The Runaways. I just look at them and get hot. Even a band like Guitar Wolf is really sexy. It's funny, because sometimes you go see a show and you're like, wow, this is cool, it made me hot. Or wow, this is good music, or this is really touching a new, futuristic thing, or this is really basic. To me, it's good to combine all these elements.
Last time I saw you perform you were solo, but from reading other show reviews it seems like you'll randomly pull people up onstage, mixing it up every time.

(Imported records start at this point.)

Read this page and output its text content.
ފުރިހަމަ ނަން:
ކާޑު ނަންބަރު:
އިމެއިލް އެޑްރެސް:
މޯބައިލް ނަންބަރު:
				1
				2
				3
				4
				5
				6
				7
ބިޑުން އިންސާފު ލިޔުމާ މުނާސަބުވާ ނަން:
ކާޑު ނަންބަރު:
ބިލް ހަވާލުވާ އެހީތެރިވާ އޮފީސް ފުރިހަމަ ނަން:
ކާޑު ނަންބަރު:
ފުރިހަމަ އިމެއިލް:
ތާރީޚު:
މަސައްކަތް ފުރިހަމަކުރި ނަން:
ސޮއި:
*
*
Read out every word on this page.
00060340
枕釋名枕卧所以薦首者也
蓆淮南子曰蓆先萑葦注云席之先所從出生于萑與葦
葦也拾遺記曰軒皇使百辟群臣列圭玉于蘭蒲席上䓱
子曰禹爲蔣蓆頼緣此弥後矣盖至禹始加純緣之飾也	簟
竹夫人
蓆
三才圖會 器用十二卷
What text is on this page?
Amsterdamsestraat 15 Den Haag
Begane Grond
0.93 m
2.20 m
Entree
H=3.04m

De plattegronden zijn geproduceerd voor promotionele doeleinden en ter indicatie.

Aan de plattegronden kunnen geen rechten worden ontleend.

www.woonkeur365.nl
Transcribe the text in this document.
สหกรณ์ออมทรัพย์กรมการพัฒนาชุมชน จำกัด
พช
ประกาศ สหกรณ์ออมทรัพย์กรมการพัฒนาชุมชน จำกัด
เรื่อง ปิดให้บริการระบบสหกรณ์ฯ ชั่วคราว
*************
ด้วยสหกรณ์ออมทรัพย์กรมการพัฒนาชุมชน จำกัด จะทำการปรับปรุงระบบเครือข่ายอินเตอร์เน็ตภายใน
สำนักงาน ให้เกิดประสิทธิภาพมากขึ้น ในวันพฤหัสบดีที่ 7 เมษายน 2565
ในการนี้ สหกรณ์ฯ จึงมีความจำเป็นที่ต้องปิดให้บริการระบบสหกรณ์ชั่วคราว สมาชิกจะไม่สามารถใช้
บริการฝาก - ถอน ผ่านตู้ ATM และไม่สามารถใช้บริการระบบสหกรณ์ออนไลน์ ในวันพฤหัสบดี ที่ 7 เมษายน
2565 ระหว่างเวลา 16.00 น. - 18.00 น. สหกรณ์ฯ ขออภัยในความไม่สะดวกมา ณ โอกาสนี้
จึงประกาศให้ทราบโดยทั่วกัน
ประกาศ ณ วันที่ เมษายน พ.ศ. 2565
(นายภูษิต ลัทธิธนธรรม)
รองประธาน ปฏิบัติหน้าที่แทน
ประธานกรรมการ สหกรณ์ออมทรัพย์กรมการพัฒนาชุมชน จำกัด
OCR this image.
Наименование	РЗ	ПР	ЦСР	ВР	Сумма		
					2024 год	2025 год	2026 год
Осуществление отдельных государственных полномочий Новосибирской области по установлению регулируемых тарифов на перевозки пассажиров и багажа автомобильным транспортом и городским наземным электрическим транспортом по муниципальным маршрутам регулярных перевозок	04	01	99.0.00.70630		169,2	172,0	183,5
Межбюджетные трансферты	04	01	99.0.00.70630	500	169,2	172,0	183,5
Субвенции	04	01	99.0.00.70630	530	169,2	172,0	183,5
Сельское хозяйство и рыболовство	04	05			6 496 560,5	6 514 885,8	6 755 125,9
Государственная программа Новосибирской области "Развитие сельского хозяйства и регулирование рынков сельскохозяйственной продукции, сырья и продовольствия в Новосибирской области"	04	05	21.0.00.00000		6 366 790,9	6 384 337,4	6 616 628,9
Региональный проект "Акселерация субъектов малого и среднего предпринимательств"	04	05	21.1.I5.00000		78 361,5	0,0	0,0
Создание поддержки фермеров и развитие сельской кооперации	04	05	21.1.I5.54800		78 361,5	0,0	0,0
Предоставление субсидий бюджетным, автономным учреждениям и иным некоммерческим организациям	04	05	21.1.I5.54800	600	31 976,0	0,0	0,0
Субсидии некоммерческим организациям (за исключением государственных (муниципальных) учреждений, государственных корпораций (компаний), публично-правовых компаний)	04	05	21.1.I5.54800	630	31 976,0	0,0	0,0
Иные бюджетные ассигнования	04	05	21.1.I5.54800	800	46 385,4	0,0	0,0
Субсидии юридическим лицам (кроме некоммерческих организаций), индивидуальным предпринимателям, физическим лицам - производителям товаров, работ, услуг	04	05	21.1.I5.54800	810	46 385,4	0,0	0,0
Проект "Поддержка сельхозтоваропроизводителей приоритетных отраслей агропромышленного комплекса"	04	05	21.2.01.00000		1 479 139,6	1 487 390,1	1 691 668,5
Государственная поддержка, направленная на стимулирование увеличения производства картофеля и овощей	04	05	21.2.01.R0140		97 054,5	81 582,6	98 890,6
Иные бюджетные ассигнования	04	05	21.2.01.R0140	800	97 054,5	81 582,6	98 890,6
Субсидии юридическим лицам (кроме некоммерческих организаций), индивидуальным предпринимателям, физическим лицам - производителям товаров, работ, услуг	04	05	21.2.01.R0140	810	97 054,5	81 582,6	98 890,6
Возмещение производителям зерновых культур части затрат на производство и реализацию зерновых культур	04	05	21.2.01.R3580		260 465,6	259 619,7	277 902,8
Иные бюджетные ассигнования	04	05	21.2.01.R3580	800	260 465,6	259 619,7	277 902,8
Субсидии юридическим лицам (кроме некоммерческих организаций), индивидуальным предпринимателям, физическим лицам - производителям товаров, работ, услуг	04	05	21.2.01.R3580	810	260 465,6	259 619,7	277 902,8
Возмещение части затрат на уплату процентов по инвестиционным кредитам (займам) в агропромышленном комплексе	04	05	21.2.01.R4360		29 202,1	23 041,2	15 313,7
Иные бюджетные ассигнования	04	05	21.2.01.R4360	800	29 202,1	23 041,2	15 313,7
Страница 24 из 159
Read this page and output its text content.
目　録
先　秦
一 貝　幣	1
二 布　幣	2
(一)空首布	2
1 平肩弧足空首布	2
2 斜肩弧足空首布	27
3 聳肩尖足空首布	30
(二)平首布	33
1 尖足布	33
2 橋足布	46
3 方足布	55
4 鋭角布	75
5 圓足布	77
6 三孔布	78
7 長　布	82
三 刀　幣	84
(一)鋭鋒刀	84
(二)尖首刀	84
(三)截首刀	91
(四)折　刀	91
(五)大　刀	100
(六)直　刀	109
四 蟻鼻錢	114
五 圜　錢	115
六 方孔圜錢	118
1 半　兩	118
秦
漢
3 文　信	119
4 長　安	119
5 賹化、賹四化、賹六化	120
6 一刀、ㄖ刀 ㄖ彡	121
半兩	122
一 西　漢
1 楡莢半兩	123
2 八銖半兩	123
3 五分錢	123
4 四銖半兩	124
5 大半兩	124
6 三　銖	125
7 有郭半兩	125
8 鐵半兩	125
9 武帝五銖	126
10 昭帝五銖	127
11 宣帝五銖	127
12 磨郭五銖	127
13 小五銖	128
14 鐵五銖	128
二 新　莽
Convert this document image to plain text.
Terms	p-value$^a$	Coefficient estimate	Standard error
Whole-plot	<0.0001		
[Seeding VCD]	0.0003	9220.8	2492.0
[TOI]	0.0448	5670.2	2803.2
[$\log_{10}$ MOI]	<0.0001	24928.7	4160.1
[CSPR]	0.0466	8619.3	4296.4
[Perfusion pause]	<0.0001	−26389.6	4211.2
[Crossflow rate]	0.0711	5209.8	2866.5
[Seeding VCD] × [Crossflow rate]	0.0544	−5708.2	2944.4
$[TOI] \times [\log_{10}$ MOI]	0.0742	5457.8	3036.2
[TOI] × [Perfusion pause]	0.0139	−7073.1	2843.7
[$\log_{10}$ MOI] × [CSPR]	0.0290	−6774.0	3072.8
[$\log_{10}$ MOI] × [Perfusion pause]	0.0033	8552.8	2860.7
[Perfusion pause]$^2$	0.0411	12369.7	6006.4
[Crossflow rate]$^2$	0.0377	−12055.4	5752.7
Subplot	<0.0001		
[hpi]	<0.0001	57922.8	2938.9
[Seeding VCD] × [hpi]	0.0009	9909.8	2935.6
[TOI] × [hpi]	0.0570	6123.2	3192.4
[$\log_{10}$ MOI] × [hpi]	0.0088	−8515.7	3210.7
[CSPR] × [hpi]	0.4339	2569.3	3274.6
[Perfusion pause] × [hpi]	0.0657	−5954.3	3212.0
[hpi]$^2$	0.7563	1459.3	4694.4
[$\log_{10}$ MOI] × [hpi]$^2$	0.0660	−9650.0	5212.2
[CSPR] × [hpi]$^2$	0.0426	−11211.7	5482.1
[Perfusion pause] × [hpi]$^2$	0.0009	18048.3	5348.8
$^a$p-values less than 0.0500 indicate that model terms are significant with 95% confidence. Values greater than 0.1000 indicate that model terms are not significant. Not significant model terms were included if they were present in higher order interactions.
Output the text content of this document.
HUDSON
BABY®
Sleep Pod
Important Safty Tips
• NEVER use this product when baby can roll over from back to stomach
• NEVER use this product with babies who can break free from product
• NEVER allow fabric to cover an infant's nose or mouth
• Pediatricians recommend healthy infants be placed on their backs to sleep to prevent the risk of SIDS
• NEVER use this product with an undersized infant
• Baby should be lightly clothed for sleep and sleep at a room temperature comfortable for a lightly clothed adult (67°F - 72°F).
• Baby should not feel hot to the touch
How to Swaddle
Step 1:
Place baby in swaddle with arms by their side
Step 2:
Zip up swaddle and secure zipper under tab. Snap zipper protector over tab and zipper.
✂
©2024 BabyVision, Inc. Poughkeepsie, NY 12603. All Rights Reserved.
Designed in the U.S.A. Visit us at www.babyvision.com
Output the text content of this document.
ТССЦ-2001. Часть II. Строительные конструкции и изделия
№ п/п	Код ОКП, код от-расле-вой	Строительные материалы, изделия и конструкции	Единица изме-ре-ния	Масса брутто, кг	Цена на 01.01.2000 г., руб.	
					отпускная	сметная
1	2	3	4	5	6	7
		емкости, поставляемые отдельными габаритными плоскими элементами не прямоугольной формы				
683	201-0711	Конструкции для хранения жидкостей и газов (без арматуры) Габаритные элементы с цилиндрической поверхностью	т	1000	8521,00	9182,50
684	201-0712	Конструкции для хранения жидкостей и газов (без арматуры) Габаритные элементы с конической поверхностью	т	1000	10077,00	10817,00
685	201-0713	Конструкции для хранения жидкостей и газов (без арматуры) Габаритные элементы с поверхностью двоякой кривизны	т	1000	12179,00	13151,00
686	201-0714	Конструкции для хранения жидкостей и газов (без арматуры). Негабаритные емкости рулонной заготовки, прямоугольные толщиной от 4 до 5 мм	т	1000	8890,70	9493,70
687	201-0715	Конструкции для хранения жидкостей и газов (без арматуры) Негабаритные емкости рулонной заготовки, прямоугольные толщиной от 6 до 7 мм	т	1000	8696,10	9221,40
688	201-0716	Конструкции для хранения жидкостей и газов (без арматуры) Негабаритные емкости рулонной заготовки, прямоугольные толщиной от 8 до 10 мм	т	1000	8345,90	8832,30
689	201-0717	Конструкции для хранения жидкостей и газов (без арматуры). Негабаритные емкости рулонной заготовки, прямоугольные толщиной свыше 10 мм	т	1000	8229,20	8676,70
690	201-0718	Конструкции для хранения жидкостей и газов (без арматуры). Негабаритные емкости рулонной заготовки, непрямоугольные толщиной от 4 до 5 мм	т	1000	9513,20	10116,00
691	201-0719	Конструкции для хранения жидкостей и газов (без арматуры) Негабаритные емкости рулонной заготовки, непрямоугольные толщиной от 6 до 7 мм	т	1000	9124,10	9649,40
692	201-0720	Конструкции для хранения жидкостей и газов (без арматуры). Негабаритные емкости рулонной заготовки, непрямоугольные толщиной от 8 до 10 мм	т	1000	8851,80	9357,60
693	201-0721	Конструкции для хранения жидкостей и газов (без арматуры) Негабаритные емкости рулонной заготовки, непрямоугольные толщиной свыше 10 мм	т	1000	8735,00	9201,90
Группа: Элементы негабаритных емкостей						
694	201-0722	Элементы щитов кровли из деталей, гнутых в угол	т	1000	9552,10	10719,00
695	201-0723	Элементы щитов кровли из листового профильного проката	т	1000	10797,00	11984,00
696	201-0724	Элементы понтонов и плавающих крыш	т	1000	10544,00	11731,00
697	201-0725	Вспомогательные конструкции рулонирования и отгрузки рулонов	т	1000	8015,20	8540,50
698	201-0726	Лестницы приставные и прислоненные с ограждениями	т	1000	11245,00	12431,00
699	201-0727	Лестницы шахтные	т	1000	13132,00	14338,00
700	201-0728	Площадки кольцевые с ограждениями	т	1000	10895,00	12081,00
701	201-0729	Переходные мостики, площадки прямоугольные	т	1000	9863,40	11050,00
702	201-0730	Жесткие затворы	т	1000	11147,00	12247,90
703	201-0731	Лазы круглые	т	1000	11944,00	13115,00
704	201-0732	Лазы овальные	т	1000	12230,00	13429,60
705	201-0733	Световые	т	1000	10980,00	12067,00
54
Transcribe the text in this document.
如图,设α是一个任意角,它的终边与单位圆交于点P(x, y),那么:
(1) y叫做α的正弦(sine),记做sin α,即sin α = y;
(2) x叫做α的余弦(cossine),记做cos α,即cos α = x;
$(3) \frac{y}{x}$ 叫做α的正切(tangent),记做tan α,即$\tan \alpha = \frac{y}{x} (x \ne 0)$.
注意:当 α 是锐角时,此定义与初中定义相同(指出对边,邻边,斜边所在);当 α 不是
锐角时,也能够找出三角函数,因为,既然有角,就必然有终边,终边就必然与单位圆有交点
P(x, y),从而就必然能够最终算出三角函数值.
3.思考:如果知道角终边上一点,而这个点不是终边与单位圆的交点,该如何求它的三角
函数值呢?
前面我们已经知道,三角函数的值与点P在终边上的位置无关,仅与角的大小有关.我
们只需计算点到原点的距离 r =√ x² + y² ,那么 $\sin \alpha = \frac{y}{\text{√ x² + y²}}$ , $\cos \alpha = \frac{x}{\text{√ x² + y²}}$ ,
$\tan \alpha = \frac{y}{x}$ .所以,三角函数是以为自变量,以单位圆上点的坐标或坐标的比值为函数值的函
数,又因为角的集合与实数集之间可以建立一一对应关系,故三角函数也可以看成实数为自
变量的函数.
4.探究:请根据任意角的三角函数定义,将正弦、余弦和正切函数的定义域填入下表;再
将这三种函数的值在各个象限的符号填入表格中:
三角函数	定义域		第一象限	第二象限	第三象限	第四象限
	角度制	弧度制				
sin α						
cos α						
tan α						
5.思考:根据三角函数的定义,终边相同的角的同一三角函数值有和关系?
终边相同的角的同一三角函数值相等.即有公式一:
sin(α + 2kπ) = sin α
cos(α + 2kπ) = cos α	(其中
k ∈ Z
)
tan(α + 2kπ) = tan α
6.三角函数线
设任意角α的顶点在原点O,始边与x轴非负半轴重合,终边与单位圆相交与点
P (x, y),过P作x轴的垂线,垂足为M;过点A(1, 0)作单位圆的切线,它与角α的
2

That's important for me. I've been touring for a year straight now. I have another really good collaborator named Taylor Savvy and we have a project called Stay in School. It's also full of sex rock-styled stuff, but it's all duets. I'll go on tour with him and Bitch Laplap, or with Mignon for the girls-only show. There are up to nine people that any of us can perform with anywhere in the world. It's really great because it's not about how well we play our instruments or how much pressure we put on each other to learn the lines, it's about what we can bring to it. That's what tonight's booty party is going to be all about. There are so many groups of us that love hanging out with each other and we also love to bust up, so this is our way to do both.
You were once in a hardcore group with Chilly Gonzales called the Shit. Do you miss having a full band?
I have a band now. It's called Feedom. It's me and Taylor Savvy and Chilly Gonzales. It's a really sexy band, too. Chilly plays drums, Taylor Savvy plays a lap steel [guitar] through a Big Muff [distortion pedal] and I play a bass. We play really good rock 'n' roll riffs, but only one [riff] for each song. It's really basic. The songs usually go on for six or seven minutes and get more and more intense. Maybe it doesn't sound like anything, but it's really amazing to be there and hear it. When it comes to rock 'n' roll, I love riffs. I wanna take all those good 70s rock bands and take out the solos and just keep the riffs. In a way, that's like having rock 'n' roll house music, because house music started by just taking the best disco licks. In a way, we're doing a live rock/house thing.
What else should people know about you?
Just let them know that I'm not an 80s new-wave revivalist. I was there the first time. But I do like old electro beats, that's for sure.
Do you have any plans for your show in New York?
Just find some cute people to hang out with.